Цвета, знаменующие смену времен.

Взрыв света – и я чувствую запах, напоминающий древесный дым. Глаза медленно привыкают к тусклости. Я нахожусь в домике, где в углублении в стене горит огонь. Поворачиваюсь, чтобы оглядеться; некоторые части изображения оказываются более мутными, а цвета – бледные, как на старых фотографиях.

На лежанке из толстого слоя сухой травы под старым одеялом переворачивается с боку на бок женщина; ее лицо пылает от усилий и блестит от пота.

– Это девочка, – сообщает акушерка, стоящая в ногах у женщины. Она совершенно точно говорит не на английском, но я все равно ее понимаю.

Она поднимает сияющие в свете стальные ножницы, раскрывает их широко, словно рот, и с лязгом перерезает пуповину.

Мать медленно тянется к брыкающемуся комочку рук и ног.

– Дочь, – говорит ее муж. – Оставляем?

Женщина смахивает кусочек слизи, прилипший к носу младенца.

– Нет. Эту мы продадим.

Цвета меняются, наступает темнота. Мерцание и взрыв рождают новый свет.

Та же женщина в дверях своей хижины укачивает закутанного в тряпки малыша, маленького, ничего не подозревающего.

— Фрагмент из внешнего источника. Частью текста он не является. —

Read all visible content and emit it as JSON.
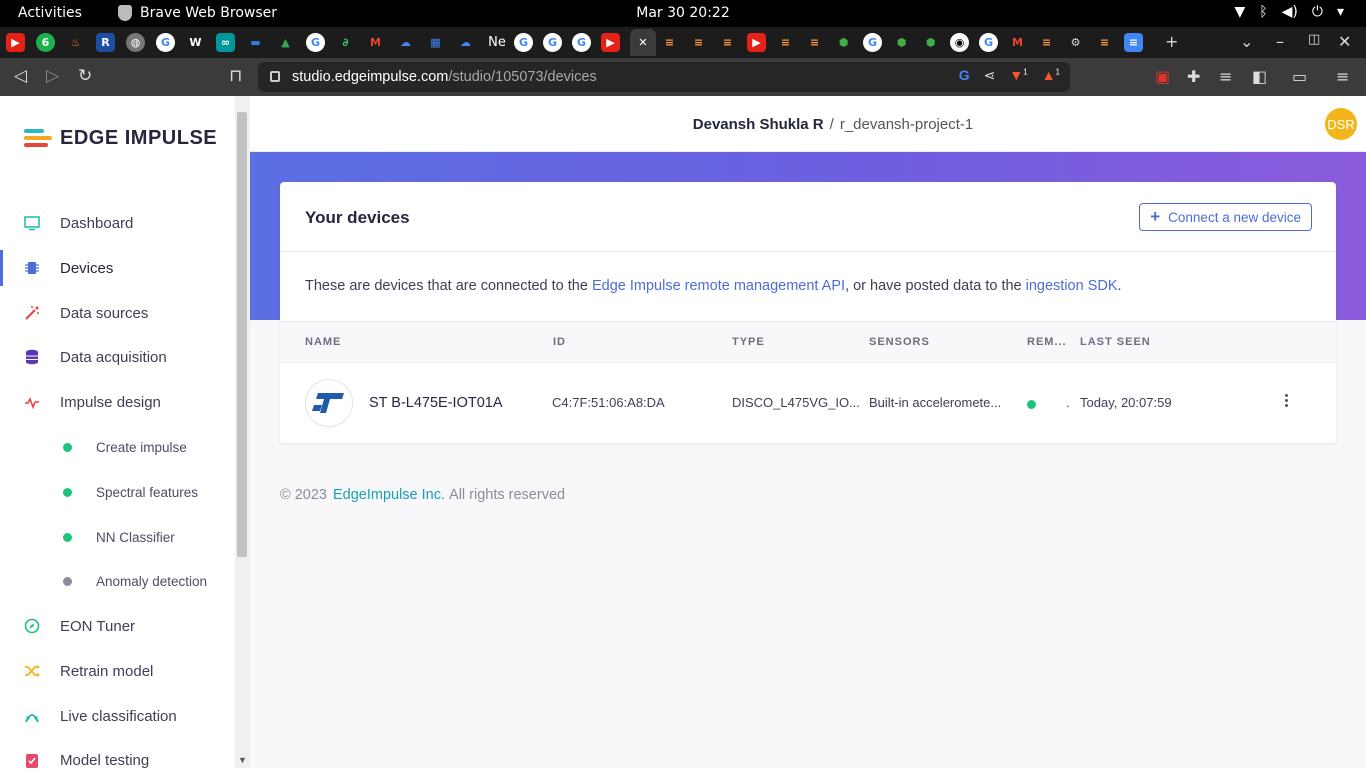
{
  "os": {
    "activities": "Activities",
    "app_name": "Brave Web Browser",
    "clock": "Mar 30  20:22"
  },
  "browser": {
    "url_host": "studio.edgeimpulse.com",
    "url_path": "/studio/105073/devices",
    "shields_count": "1",
    "rewards_count": "1",
    "tab_partial_label": "Ne"
  },
  "sidebar": {
    "logo": "EDGE IMPULSE",
    "items": [
      {
        "label": "Dashboard"
      },
      {
        "label": "Devices"
      },
      {
        "label": "Data sources"
      },
      {
        "label": "Data acquisition"
      },
      {
        "label": "Impulse design"
      },
      {
        "label": "EON Tuner"
      },
      {
        "label": "Retrain model"
      },
      {
        "label": "Live classification"
      },
      {
        "label": "Model testing"
      }
    ],
    "subitems": [
      {
        "label": "Create impulse",
        "color": "#1bc47d"
      },
      {
        "label": "Spectral features",
        "color": "#1bc47d"
      },
      {
        "label": "NN Classifier",
        "color": "#1bc47d"
      },
      {
        "label": "Anomaly detection",
        "color": "#8a8c9c"
      }
    ]
  },
  "header": {
    "user": "Devansh Shukla R",
    "separator": "/",
    "project": "r_devansh-project-1",
    "avatar": "DSR"
  },
  "devices": {
    "title": "Your devices",
    "connect_label": "Connect a new device",
    "desc_before": "These are devices that are connected to the ",
    "desc_link1": "Edge Impulse remote management API",
    "desc_middle": ", or have posted data to the ",
    "desc_link2": "ingestion SDK",
    "desc_after": ".",
    "columns": [
      "NAME",
      "ID",
      "TYPE",
      "SENSORS",
      "REM...",
      "LAST SEEN"
    ],
    "rows": [
      {
        "name": "ST B-L475E-IOT01A",
        "id": "C4:7F:51:06:A8:DA",
        "type": "DISCO_L475VG_IO...",
        "sensors": "Built-in acceleromete...",
        "remote_extra": ".",
        "last_seen": "Today, 20:07:59"
      }
    ]
  },
  "footer": {
    "copyright": "© 2023",
    "company": "EdgeImpulse Inc.",
    "rights": "All rights reserved"
  },
  "colors": {
    "accent": "#4d6cd6",
    "hero_start": "#5b6fe2",
    "hero_end": "#8b5bdd",
    "online": "#1bc47d",
    "avatar": "#f2b51c"
  }
}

Ее лицо – запачканное и пустое, а стоящий рядом муж выглядит совершенно разбитым. Прямо у входа в их дом он берет из рук лысеющего мужчины грязную пачку денег. Мужчина забирает ребенка. Простой обмен, эмоции ни к чему.

Лысеющий мужчина уносит младенца через поле, к деревьям, затем вверх по горе. И уже в своем собственном полуразрушенном домишке он показывает маленькую девочку жене. Она укачивает другое крошечное тело, помогая его рту нащупать ее сосок и поесть.

– Как назовем нашу новую дочку? – спрашивает мужчина.

– Юаньян, – отвечает она, продолжая покачивать младенца.

– Как птицы? [13] – говорит мужчина, кажется, совсем не удивленный ее ответом.

– Точно как птицы, – говорит она.

– Юаньян, – повторяет мужчина.

Что-то в этом дыме и то, с какой осторожностью он произносит это имя, – и я вдруг понимаю, что это моя бабушка. Юаньян – это Уайпо.

– Юаньян, – снова говорит мужчина, пронося малышку через комнату, чтобы показать ей другого ребенка. – Смотри, кого тут держит мама. Познакомься, это наш сын – Пинь.

Мерцание, темнота, вспышка. Появляются новые цвета; аромат этого воспоминания – зеленый и землянистый.

Юаньян семь лет, она наблюдает, как все приветствуют ее дядю, который приехал на празднование Лунного Нового года. Я вижу, что происходит у нее в сознании, слышу ее мысли, чувствую, что чувствует она.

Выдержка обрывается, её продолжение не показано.